The Trust employs Perivoli Trainers, almost 200 from next year, who deliver 16 training modules to up to 25 nursery school teachers at a time over a two year period.
The Trainers run support groups, where the teachers exchange ideas for games to make; and they also visit them in their classrooms once a month in the first year and once every second month in the second year to help with the implementation of the programme. The idea is for each classroom to end up with twelve so-called Perivoli Corners of play activities which the children can take themselves off to as they wish.
At the end of the course, the nursery school teachers are awarded with Perivoli Certificates in what is often a moving graduation ceremony where they dress up in gowns and mortar boards, with this often being the first formal recognition of their lives.
“There’s also an important digital backbone to the programme,” James explains.
“Each Perivoli Trainer is issued with a tablet computer and is required to collect data, only after obtaining the necessary written consents, on the teachers, the nursery schools, the children and the pace at which the 12 Perivoli Corners are implemented.
“This allows the Trainer Coordinators to direct the Trainers at the teachers which need the most help and to measure their performance.

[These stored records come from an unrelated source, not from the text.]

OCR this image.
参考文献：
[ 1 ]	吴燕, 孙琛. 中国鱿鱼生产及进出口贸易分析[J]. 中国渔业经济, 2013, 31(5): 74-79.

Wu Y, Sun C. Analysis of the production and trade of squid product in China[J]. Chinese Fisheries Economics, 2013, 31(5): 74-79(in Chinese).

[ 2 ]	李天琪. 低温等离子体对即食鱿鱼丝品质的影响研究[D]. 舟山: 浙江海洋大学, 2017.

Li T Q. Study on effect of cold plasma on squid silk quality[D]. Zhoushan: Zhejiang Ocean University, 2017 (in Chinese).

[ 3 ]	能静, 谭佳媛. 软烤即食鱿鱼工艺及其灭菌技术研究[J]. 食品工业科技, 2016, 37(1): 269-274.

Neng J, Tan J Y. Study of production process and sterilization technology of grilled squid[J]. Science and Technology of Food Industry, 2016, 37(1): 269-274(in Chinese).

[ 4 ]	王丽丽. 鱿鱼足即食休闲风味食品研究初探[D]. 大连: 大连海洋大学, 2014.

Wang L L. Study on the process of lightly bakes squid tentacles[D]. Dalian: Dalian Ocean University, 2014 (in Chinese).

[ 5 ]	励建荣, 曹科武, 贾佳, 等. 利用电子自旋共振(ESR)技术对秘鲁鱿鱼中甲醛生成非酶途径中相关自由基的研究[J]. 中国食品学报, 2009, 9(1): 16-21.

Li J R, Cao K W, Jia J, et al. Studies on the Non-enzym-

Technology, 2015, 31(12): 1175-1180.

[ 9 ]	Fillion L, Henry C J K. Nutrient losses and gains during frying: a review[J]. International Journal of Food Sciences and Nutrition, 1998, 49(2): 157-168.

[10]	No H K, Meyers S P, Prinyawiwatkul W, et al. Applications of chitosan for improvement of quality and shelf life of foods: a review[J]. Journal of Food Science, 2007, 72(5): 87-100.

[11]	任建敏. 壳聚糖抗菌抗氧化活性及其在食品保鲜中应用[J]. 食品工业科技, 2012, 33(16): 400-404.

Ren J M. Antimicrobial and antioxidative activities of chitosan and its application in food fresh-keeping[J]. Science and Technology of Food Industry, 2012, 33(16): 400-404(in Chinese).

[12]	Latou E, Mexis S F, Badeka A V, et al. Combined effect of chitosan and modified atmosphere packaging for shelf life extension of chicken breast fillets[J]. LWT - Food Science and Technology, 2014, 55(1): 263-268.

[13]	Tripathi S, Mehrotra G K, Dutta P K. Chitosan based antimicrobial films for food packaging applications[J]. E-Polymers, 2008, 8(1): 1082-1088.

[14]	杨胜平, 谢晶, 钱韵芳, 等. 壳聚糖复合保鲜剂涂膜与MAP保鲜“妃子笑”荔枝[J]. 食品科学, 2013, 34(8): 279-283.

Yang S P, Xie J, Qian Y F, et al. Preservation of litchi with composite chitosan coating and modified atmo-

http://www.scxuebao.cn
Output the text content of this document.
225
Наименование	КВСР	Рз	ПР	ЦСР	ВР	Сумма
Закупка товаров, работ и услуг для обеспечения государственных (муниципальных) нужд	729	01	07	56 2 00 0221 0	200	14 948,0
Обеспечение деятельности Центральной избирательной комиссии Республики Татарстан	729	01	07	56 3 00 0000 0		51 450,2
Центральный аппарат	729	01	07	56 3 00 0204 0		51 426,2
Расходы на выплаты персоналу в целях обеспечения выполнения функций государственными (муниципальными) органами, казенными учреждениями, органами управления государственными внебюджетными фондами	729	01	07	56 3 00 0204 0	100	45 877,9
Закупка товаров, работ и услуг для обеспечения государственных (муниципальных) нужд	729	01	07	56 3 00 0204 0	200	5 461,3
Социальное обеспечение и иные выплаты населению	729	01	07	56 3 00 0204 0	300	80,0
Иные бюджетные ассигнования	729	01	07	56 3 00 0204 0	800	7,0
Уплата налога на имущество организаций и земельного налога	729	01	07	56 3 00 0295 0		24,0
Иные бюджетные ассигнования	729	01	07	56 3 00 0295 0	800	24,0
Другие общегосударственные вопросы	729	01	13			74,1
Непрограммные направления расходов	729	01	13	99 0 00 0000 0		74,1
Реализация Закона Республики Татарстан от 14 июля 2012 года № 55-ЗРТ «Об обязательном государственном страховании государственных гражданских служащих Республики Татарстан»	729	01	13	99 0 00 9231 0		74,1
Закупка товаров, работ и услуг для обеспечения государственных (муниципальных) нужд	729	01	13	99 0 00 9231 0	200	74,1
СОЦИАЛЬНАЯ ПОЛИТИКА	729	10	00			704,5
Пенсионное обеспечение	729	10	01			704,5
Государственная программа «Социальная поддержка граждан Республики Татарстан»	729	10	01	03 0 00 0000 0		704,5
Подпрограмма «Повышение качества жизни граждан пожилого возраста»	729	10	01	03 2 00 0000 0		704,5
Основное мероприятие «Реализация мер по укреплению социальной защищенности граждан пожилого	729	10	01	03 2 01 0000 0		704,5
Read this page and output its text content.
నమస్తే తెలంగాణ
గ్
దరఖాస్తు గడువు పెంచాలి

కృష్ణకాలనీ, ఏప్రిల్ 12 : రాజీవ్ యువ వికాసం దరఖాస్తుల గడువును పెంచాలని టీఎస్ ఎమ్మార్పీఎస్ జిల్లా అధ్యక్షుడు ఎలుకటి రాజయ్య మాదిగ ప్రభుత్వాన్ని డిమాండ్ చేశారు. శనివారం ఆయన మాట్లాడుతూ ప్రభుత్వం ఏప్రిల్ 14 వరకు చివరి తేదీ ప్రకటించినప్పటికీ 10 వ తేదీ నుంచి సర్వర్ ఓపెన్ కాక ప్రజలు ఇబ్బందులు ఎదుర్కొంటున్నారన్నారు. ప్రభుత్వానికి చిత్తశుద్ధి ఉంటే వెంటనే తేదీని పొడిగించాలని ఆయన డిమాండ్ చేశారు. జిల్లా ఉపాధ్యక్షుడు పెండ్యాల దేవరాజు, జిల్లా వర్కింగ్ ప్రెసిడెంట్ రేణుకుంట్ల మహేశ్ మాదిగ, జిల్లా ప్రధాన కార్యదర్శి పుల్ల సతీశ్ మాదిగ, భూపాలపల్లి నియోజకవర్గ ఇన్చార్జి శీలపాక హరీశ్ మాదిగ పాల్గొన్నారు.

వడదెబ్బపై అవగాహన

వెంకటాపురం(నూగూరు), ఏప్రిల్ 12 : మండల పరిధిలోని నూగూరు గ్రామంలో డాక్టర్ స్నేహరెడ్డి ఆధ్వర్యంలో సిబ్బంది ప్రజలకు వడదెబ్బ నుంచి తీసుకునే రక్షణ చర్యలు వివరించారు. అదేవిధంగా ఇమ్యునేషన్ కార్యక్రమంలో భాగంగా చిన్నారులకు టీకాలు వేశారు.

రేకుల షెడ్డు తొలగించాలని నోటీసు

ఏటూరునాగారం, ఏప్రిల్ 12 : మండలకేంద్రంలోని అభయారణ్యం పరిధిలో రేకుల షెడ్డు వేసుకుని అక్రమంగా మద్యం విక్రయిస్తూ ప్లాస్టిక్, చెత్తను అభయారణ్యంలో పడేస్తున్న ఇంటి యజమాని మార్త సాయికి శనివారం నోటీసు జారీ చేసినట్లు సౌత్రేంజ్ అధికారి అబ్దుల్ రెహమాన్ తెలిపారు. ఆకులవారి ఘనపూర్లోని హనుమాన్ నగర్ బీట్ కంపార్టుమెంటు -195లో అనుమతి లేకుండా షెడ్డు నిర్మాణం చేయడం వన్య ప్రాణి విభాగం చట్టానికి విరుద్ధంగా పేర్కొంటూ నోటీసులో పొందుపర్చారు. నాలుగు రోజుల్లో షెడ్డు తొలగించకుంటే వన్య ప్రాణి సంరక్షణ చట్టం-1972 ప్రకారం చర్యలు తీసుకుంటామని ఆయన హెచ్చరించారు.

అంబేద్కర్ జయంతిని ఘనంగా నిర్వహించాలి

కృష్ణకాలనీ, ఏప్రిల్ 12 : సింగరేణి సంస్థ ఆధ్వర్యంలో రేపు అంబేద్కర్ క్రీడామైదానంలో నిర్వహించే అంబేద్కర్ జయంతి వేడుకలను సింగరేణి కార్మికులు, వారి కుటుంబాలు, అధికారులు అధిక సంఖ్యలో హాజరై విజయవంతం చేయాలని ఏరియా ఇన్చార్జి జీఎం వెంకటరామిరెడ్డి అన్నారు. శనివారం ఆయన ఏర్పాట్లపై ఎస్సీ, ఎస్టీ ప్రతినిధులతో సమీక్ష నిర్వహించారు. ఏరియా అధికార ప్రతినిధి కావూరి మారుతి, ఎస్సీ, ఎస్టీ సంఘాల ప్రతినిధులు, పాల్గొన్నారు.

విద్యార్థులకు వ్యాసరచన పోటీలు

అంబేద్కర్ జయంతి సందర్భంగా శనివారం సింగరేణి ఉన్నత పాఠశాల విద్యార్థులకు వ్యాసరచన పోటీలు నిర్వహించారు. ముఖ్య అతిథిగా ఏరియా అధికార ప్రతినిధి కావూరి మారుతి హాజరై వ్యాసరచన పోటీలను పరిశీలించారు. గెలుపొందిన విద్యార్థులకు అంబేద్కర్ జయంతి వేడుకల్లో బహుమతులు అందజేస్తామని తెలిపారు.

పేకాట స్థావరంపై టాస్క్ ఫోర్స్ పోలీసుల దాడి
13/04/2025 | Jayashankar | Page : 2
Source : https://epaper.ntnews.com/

With each tablet equipped with a geo-location sensor, Trainer Coordinators can check that the visits are taking place. The programme only employs local people who seem to really buy into it, as do the nursery school teachers.
“I have made over a hundred visits to nursery schools across the region,” adds James. “And based on what I’m seeing I have no doubt that the programme makes a huge difference to the lives of the teachers and the children. It’s very uplifting to see the way in which it unlocks their creativity. But we have to validate that, so we are undertaking an exercise to track some of the children through primary schools to measure outcomes.
“It’s a race against time. We have to hope that with better education, people in the region will be able to make wiser life choices, pick better leaders in their communities and crucially attract more investment into more value adding activities to drive up productivity which is, after all, the driver of standards of living and, up to a certain level of income, happiness.”